Рецепт Irish Cream Cake with Butter-Rum Frosting...
So what makes this cake so dang good? As in FIVE dangs on the Dang Meter?! One cup of Bailey's Irish Cream...yes, one full cup...Now, for all you tee-totalers out there, I'm sure you'll read this recipe and declare it not for you...but before you do, hear me out...a Bundt cake can serve 16 people...so if we do the math...one cup of Bailey's divided by 16 servings equals 3 teaspoons per serving...and since Bailey's is only 17% alcohol by volume and Vanilla Extract is 35%, I think you can see this cake is perfectly safe to imbibe, I mean eat! Plus, I asked a scientist (dentist) if the alcohol would bake out at 350 degrees and he said it would...and who am I to argue with a man of science?!

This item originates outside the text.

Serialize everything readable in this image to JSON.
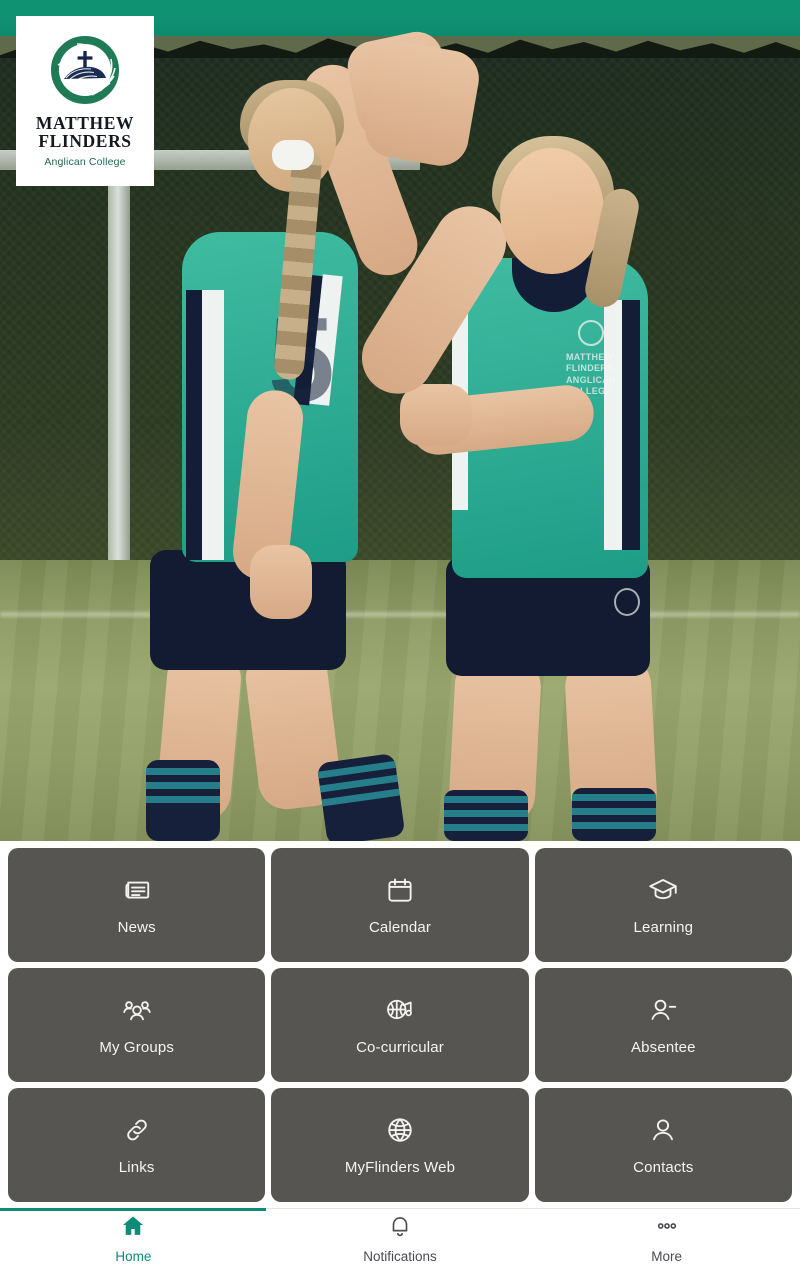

It looks like the Bundt was cut in half, but it wasn't, that's just some weird thing my pan does...there are many recipes on line for this kind of cake, most of them use instant vanilla pudding but I used chocolate pudding - I thought it was the more delicious choice. Plus, almost all of the recipes I read called for a Bailey's and powder sugar glaze for the top of the cake...but I wanted a little something more so I made a rum-buttercream frosting. This is such a wonderful cake...rich, moist with a dense crumb - as any Leprechaun would say, it's magicially delicious!
- Irish Cream Cake with Butter-Rum Frosting - Pots and Pins - Adapted From Several Recipes
- 1 package (18 oz.) yellow cake mix, without pudding in the mix
- 4 oz. instant chocolate pudding mix
- 3/4 cup vegetable oil
- 2 tablespoons water
- 1 cup Bailey's Irish Cream
- 4 eggs
- Preheat oven to 350 degrees. Grease and flour a 10-inch Bundt pan. In the bowl of an electric mixer combine cake mix, pudding mix, oil, water, Baileys and eggs. Beat on low speed for 30 seconds, then stop mixer and scrape down sides. Beat for two minutes on medium speed. (Beating for longer will only add air to the batter which will dry out the cake.) Pour batter into prepared pan and bake for 40 to 50 minutes or until a toothpick inserted into the center of the cake comes out clean. Let cake cool in pan for 10 minutes, then invert onto a rack to cool completely.
- Frosting recipe below.
- Butter-Rum Frosting:
- 2 sticks butter, room temperature
- 1 1/2 teaspoons rum extract
- 3 tablespoons heavy cream
- 5 to 6 cups powdered sugar
In the bowl of an electric mixer, beat butter until smooth. Add in extracts and cream and slowly add in the powdered sugar, beating on low speed until incorporated and then on high speed for about 5 minutes until very, very smooth. Add additional powdered sugar if frosting is not thick enough or add another teaspoon or so of cream if it is too thick. Spread over cooled cake. Serves 16.